On July 9, 2013, a lawsuit was filed in the Southern District of Florida against the regulator of Fannie Mae and Freddie Mac, the Federal Housing Finance Agency (FHFA) and its acting director, Edward DeMarco. The lawsuit was filed by four members of extremely low-income households and two non-profit corporations, the National Low Income Housing Coalition, and the Right to the City Alliance. These two corporations are made up individuals, some of whom are extremely low-income individuals in need of affordable housing, along with other local and state organizations.
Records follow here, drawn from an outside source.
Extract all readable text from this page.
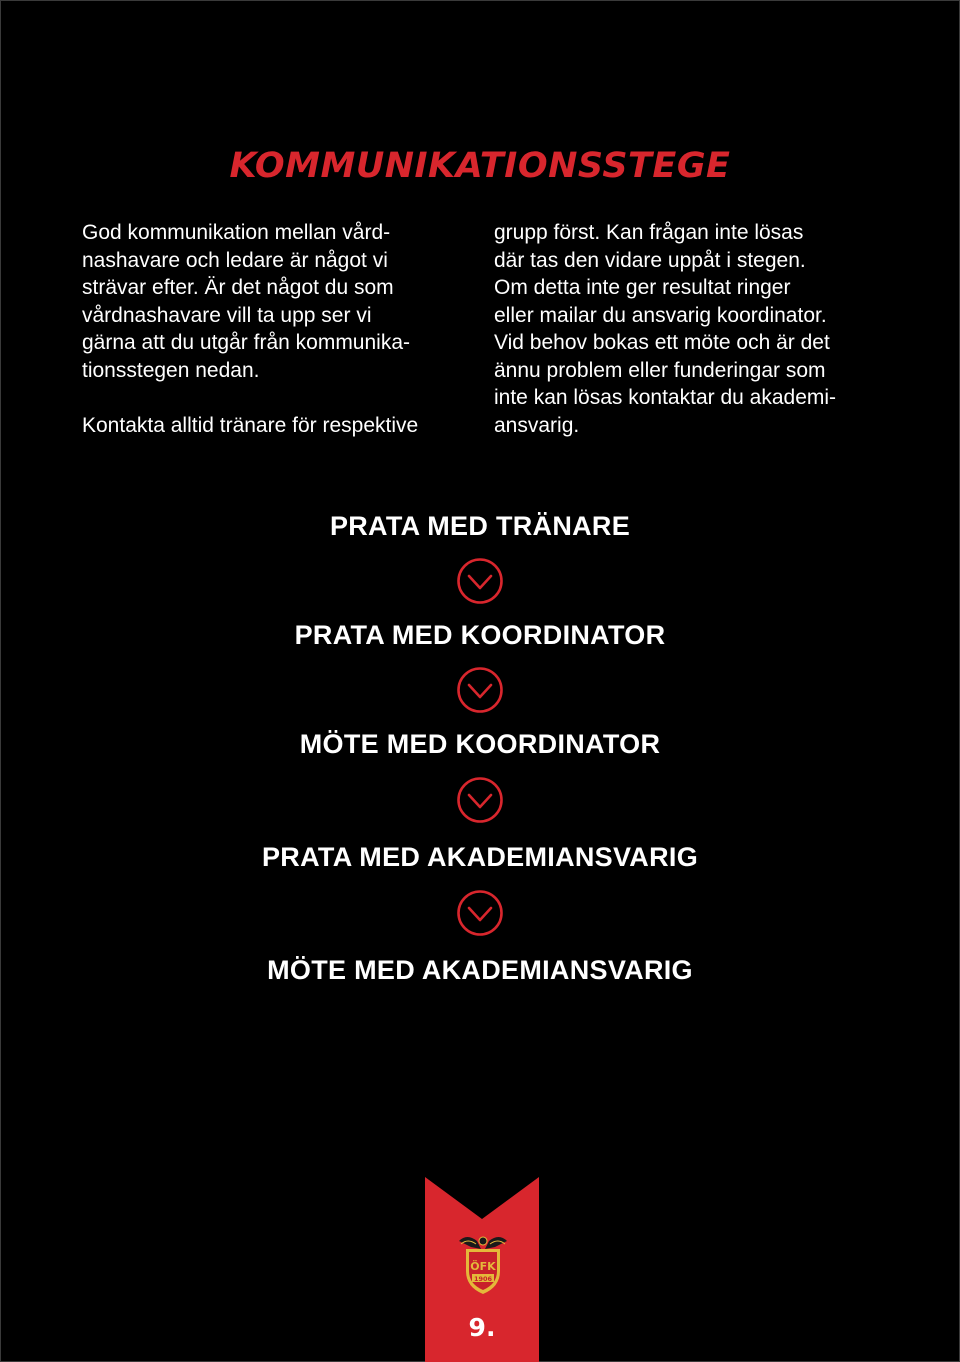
KOMMUNIKATIONSSTEGE
God kommunikation mellan vård-
nashavare och ledare är något vi
strävar efter. Är det något du som
vårdnashavare vill ta upp ser vi
gärna att du utgår från kommunika-
tionsstegen nedan.
Kontakta alltid tränare för respektive
grupp först. Kan frågan inte lösas
där tas den vidare uppåt i stegen.
Om detta inte ger resultat ringer
eller mailar du ansvarig koordinator.
Vid behov bokas ett möte och är det
ännu problem eller funderingar som
inte kan lösas kontaktar du akademi-
ansvarig.
PRATA MED TRÄNARE
PRATA MED KOORDINATOR
MÖTE MED KOORDINATOR
PRATA MED AKADEMIANSVARIG
MÖTE MED AKADEMIANSVARIG
ÖFK
1906
9.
The suit challenges the decision of FHFA to indefinitely suspend financing of the National Housing Trust Fund (the “Housing Trust Fund”).
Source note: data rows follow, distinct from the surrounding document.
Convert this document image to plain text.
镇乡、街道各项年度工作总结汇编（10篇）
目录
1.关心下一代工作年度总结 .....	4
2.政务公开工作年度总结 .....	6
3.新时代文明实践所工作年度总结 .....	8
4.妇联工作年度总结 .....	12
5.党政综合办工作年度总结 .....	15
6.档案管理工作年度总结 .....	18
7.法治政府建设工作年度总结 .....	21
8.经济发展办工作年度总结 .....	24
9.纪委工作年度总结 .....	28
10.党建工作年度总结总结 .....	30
The Housing Trust Fund was created in July of 2008 as part of the Housing and Economic Recovery Act of 2008. The purpose of the Housing Trust Fund was to provide subsidies to rehabilitate and fund low-income housing, including increasing and maintaining the supply of available rental housing for low-income families. Congress mandated that the Housing Trust Fund was to be financed by a small portion of the annual revenue of Fannie Mae and Freddie Mac. Shortly after the creation of the Housing Trust Fund, in November of 2008, Fannie Mae and Freddie Mac collapsed and were rescued by the federal government which named FHFA as Conservator. As Conservator, FHFA suspended all contributions to the Housing Trust Fund under a section of the statute which permits temporary suspension of the payments in the event of the significant financial hardship of the companies. No contributions have been made to the Housing Trust Fund since the suspension.
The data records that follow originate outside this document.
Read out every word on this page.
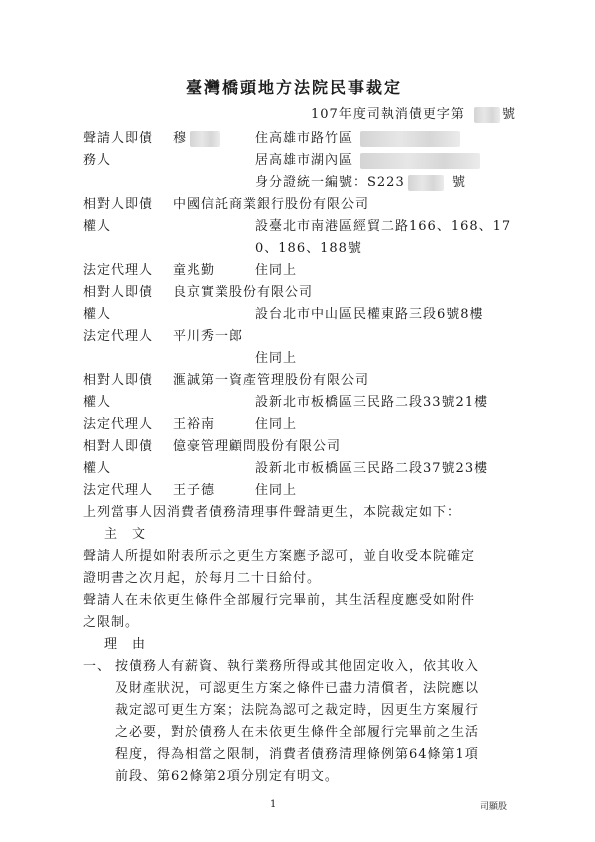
臺灣橋頭地方法院民事裁定
107年度司執消債更字第	號
聲請人即債
務人
穆	住高雄市路竹區
居高雄市湖內區
身分證統一編號：S223	號
相對人即債 中國信託商業銀行股份有限公司
權人	設臺北市南港區經貿二路166、168、17
0、186、188號
法定代理人 童兆勤	住同上
相對人即債 良京實業股份有限公司
權人	設台北市中山區民權東路三段6號8樓
法定代理人 平川秀一郎
住同上
相對人即債 滙誠第一資產管理股份有限公司
權人	設新北市板橋區三民路二段33號21樓
法定代理人 王裕南	住同上
相對人即債 億豪管理顧問股份有限公司
權人	設新北市板橋區三民路二段37號23樓
法定代理人 王子德	住同上
上列當事人因消費者債務清理事件聲請更生，本院裁定如下：
主　文
聲請人所提如附表所示之更生方案應予認可，並自收受本院確定
證明書之次月起，於每月二十日給付。
聲請人在未依更生條件全部履行完畢前，其生活程度應受如附件
之限制。
理　由
一、 按債務人有薪資、執行業務所得或其他固定收入，依其收入
及財產狀況，可認更生方案之條件已盡力清償者，法院應以
裁定認可更生方案；法院為認可之裁定時，因更生方案履行
之必要，對於債務人在未依更生條件全部履行完畢前之生活
程度，得為相當之限制，消費者債務清理條例第64條第1項
前段、第62條第2項分別定有明文。
1	司顯股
Since 2008, Fannie Mae and Freddie Mac have significantly improved financially, reporting large profits for 2012. Due to the financial stability and success of these companies, the suit seeks to remove FHFA’s suspension of the Housing Trust Fund contributions and require Fannie Mae and Freddie Mac to make payments to the Housing Trust Fund pursuant to the Congressional mandate. The suit alleges that the 2008 suspension was never temporary or time-limited as required by the statute, and FHFA has failed to review the suspension in light of the changed financial circumstances of Fannie Mae and Freddie Mac. If the suit is successful, the National Low Income House Coalition estimates that Florida would stand to gain $50 million of every $1 billion invested into the Housing Trust Fund for the primary purpose of developing affordable housing for extremely low-income households.